A ‘Festival of Brexit’ is peak 2020 in neo-colonial Britain
If you were on social media today, you weren’t dreaming. The “Festival of Brexit” is still going ahead in 2022. So, you may want to order your sick bucket now. As it will be little more than a Victorian-like, neo-colonial whitewash of Tory Britain.
A ‘Festival of Brexshit’…?
As The Canary previously reported, plans for the festival were announced in January. Now, as the Guardian noted, it has opened its doors for people to apply with ideas:
The festival will open applications… to create teams… to come up with ideas for the event. Thirty teams, each receiving £100,000, will be chosen.
Its boss, Martin Green, says the festival isn’t really about Brexit. It’s currently called “Festival UK * 2022” – the asterisk indicating it’s a working title. Green claims the festival is about “bringing people together for a national celebration of creativity and innovation”.
Celebrating what, you may ask? The UK breaking international law time and time again? Boris Johnson’s pandemic catastrophe? There’s lot to choose from. Unsurprisingly, people on social media were left unimpressed.
Peak cognitive Victoriana?
Alan Stedman called it “jingoism”. Brendan May listed a few other ‘events’ he would prefer to go to:
Events I would rather attend than the ‘Festival of Brexit' include:
-a baby otter massacre
-Katie Hopkins 50th birthday
-a week long Laurence Fox singing marathon
-A Rees-Mogg family Christmas #brexit #festivalofbrexit #brexitshambles #toryshambles https://t.co/PNB6Yni64l
— Brendan May (@bmay) September 9, 2020
Indeed, a Rees-Mogg family Christmas must be an interesting affair.
You can almost picture the Dickensian scene: his long-suffering children dressed in pinafores, opening presents of dolls houses, coal and fruit; Upstairs, Downstairs in ultra HD with chambermaids emptying bedpans while Rees-Mogg gorges his chinless face on Turkey; screaming ‘bah humbug’ while 4.2 million modern-day Tiny Tims beg for ‘more’ food.
But then, a Victorian mindset seems to be where the Festival of Brexit has come from.
Nothing “great” about British “exhibitions”
Celebrating establishment ‘achievements’, when the truth is far darker, is par for the course in Britain.
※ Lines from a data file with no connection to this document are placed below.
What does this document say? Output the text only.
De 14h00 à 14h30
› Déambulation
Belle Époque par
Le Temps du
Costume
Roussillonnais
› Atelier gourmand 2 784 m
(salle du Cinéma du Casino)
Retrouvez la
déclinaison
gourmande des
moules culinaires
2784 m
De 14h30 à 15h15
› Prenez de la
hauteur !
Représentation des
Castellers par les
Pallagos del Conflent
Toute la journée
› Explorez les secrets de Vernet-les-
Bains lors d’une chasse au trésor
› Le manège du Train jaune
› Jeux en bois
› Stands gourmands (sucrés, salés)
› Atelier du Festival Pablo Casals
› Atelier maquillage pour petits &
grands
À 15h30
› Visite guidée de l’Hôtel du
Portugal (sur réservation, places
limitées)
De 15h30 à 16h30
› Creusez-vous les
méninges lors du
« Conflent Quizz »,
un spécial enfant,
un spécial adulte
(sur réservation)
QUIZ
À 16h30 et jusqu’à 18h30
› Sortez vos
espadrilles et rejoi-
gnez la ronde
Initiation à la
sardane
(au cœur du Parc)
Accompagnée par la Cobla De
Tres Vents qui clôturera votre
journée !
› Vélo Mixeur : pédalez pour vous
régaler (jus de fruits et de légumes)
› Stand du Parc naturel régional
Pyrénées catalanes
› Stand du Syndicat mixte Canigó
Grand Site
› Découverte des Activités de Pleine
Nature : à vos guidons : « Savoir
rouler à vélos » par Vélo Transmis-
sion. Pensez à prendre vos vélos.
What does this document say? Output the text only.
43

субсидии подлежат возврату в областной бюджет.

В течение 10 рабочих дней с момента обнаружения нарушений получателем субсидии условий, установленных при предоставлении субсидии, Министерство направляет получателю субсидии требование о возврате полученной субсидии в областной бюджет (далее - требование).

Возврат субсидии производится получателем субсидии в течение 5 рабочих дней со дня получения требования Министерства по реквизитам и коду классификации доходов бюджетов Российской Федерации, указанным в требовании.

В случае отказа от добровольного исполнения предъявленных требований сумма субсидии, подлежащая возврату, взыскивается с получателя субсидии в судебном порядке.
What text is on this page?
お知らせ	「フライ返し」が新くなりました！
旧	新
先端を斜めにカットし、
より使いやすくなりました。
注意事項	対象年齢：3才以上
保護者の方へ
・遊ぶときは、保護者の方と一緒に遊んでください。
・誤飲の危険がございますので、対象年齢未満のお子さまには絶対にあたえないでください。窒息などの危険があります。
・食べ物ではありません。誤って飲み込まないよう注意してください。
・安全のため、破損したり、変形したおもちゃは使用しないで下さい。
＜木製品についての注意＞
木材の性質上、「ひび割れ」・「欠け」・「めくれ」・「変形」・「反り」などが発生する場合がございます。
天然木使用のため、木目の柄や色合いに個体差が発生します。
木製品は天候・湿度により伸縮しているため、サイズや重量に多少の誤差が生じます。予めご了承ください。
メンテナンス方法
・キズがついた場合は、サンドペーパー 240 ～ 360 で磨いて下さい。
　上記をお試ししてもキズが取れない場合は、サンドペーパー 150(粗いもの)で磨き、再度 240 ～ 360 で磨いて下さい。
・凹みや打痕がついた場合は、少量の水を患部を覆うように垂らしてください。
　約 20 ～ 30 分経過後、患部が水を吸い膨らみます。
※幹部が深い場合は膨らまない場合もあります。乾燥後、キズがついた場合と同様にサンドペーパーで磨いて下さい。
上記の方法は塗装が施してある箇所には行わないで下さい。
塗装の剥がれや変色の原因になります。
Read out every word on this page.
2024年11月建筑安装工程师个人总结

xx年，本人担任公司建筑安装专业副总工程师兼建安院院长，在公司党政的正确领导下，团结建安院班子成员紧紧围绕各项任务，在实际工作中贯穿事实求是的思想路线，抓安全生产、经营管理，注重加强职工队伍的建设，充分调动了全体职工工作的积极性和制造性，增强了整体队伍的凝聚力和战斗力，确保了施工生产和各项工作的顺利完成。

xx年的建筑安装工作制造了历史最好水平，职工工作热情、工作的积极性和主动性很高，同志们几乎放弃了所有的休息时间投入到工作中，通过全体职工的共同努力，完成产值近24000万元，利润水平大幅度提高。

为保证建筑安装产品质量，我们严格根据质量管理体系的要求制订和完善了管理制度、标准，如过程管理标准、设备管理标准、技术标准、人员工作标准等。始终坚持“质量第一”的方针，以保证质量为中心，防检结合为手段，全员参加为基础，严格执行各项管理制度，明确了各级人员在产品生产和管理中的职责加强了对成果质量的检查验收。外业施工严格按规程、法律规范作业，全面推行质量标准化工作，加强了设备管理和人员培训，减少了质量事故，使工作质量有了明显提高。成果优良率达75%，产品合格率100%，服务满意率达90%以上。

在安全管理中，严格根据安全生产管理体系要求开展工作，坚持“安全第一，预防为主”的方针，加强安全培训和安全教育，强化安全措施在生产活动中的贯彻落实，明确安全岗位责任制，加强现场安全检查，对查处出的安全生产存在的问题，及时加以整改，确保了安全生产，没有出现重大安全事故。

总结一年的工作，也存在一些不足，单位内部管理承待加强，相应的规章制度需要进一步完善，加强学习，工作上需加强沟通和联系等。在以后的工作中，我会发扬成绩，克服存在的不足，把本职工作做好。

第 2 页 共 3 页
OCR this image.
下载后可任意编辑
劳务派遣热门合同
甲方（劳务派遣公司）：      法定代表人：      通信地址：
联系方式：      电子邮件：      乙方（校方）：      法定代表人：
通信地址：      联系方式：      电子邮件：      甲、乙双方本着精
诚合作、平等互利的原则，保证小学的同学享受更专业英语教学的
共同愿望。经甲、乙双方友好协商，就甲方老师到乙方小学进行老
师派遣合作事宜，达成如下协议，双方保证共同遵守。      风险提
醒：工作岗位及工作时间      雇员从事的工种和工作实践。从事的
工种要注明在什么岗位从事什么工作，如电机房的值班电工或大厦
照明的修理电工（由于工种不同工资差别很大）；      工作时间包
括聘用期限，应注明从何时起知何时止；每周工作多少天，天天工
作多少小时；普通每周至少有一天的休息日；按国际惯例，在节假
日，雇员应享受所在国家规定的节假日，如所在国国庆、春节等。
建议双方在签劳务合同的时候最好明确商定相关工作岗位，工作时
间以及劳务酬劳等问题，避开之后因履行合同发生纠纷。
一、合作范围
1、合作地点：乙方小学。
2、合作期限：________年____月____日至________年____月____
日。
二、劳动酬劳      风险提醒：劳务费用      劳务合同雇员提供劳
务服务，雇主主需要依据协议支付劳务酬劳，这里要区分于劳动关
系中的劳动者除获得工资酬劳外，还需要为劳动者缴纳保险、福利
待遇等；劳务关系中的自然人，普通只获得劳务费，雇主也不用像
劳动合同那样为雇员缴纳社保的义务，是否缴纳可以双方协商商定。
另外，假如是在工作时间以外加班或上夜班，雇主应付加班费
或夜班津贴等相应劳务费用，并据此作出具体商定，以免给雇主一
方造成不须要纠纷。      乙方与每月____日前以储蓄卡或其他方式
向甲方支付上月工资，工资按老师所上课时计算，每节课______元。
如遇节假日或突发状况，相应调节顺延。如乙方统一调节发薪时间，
It harks back to Victorian displays of empire and wealth, like the Great Exhibition. This is something Theresa May’s government, who got the ball rolling on a Brexit festival, openly admitted.
But as Audrey Jaffe noted about the 1851 Great Exhibition, it was all about empire:
Its organizing principle was the idea of the nation… the implication being not only that England was, effectively, half the world but also that the rest of the world existed chiefly to supply England with raw materials. The rhetoric of British ‘possessions’ had the effect of teaching the English public what ‘belonged’ to them
Jaffe further said that:
Many of the objects on display would have been beyond the reach of working-class visitors; the exhibition was largely geared toward the construction and cultivation of middle-class tastes and desires.
Essentially, the Great Exhibition was a demonstration of not only Britain’s violent colonial power, but also an exercise in class inequality. How little has changed in nearly 170 years. Because any Festival of Brexit will likely give a similarly warped view of life in the UK; one that doesn’t show the reality of, say, the 14 million people living in poverty in 2017/18.
Activist Nick Clarke showed another serious side to the story:
Is this Festival of Brexit some sick joke? It will cause more division. 48% of us don't want to leave EU! Have these idiots forgotten? Do they think we are that stupid that this patriotic garbage will ' heal the nation ' it will make me hate Britain more!https://t.co/VuUPUBdfPV
— Nick (@Nclarke30) September 9, 2020
Regardless of Green’s intentions, celebrating the most divisive event in recent history will do nothing to bring us closer together. That’s not to say Brexit was the wrong decision. It’s that the Tories twisted it to fuel division in our society. But it also comes from an archaic vision of a renewed ’empire’. A Festival of Brexit will just cement these notions.
It really is peak 2020. It’s the year when politicians twist their failings into achievements; the year when divisions among us are starker than ever but we’re still ‘all in this together’.
This isn’t going to end well. Unless you’re an upper-class Tory like Rees-Mogg, of course.